Under prevailing interpretations, staking rewards are treated as taxable income when received, based on their market value at that time, and are then taxed again if sold at a gain.

Lawmakers argue this approach fails to reflect actual economic profit, particularly in volatile markets where token prices can fluctuate sharply between receipt and sale. “This letter is simply requesting fair tax treatment for digital assets,” Carey said, adding that taxing rewards only when sold would be a meaningful step toward clarity.

The renewed pressure highlights a broader debate over whether staking should be treated like earned income or more akin to unrealised asset appreciation—an issue that remains unresolved as staking becomes more central to proof-of-stake networks.

Fed Explores New Access to Payment Rails

Separately, the Federal Reserve opened a consultation that could reshape how crypto and payment-focused firms interact with the US banking system.

The Fed is seeking public comment on a proposed “payment account,” a limited-use central bank account designed to sit alongside—but remain distinct from—the traditional master account used by banks.
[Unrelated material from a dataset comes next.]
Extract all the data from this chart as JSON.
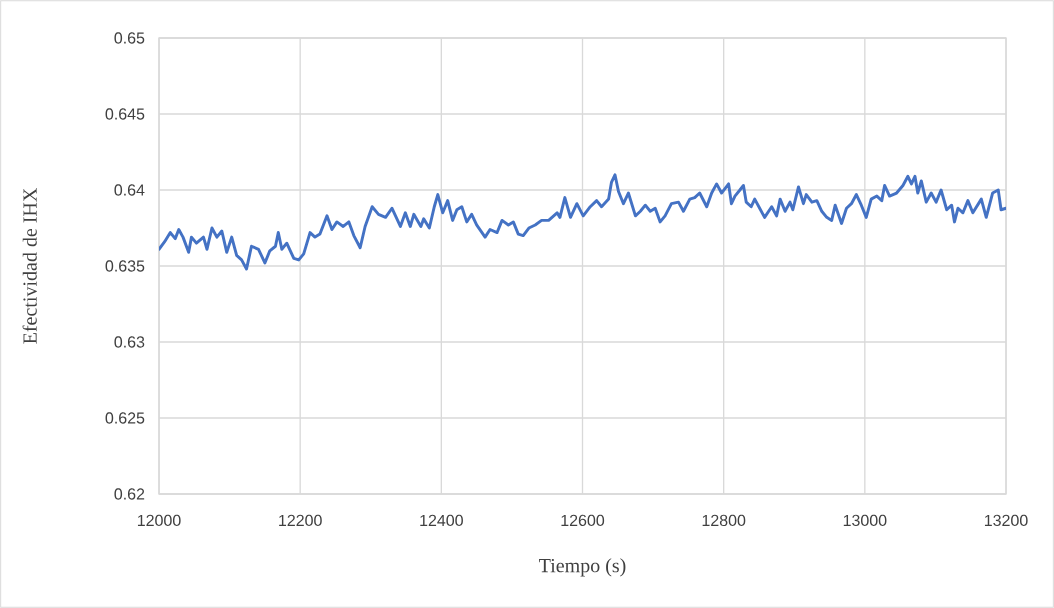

The proposal shows growing strain on the Fed’s existing framework as fintechs and crypto firms seek direct access to payment rails without engaging in lending or deposit-taking.

By creating a tailored account model, the Fed appears to be weighing how to accommodate new business models while preserving safeguards tied to full-service banking.

The 45-day comment period, following publication in the Federal Register, suggests regulators are still in an exploratory phase. But even considering such accounts signals a recognition that denying access altogether may no longer be sustainable as digital payments and tokenised settlement systems expand.

SEC Targets Fraud Masquerading as Innovation

While tax and banking debates focused on structural reform, enforcement remained firmly in play. The U.S. Securities and Exchange Commission charged a network of alleged fake crypto trading platforms and so-called AI investment clubs, accusing them of orchestrating a $14 million retail fraud.

According to the SEC, entities including Morocoin Tech Corp., Berge Blockchain Technology Co. Ltd., and several AI-branded investment clubs used social media advertising, messaging apps, and fabricated products to lure investors into what regulators described as an “investment confidence scam.”

The case shows persistent regulatory concern: while legitimate crypto firms push for clearer rules, bad actors continue to exploit hype around AI and digital assets to target retail investors. For regulators, enforcement actions like this remain a key justification for maintaining a hard line on consumer protection.

Arizona Tests the Limits of State-Level Crypto Tax Policy

At the state level, Arizona lawmakers introduced a fresh attempt to carve out a more permissive tax environment for digital assets. Proposals backed by State Senator Wendy Rogers would exempt virtual currency from certain taxes and bar local governments from imposing fees on blockchain node operators.

One bill would remove virtual currency from state taxation, while another would prevent cities and counties from taxing node operations. A separate constitutional amendment would explicitly exclude crypto from property tax—but would require voter approval in November 2026.

The effort highlights the tension between state-level experimentation and broader fiscal realities. Arizona currently levies a flat 2.5% income tax and a transaction privilege tax that averages above 8.5% once local rates are included, making a fully “tax-free” status politically and fiscally complex.

A Regulatory Picture Still in Motion

This week’s developments illustrate a regulatory landscape in transition. Policymakers are increasingly focused on aligning crypto with existing financial principles—fair taxation, controlled access to payment systems, and investor protection—while still wrestling with how far existing rules can stretch.

As staking, tokenised payments, and crypto-native infrastructure mature, the pressure on regulators to move from interim fixes to durable frameworks is only set to grow.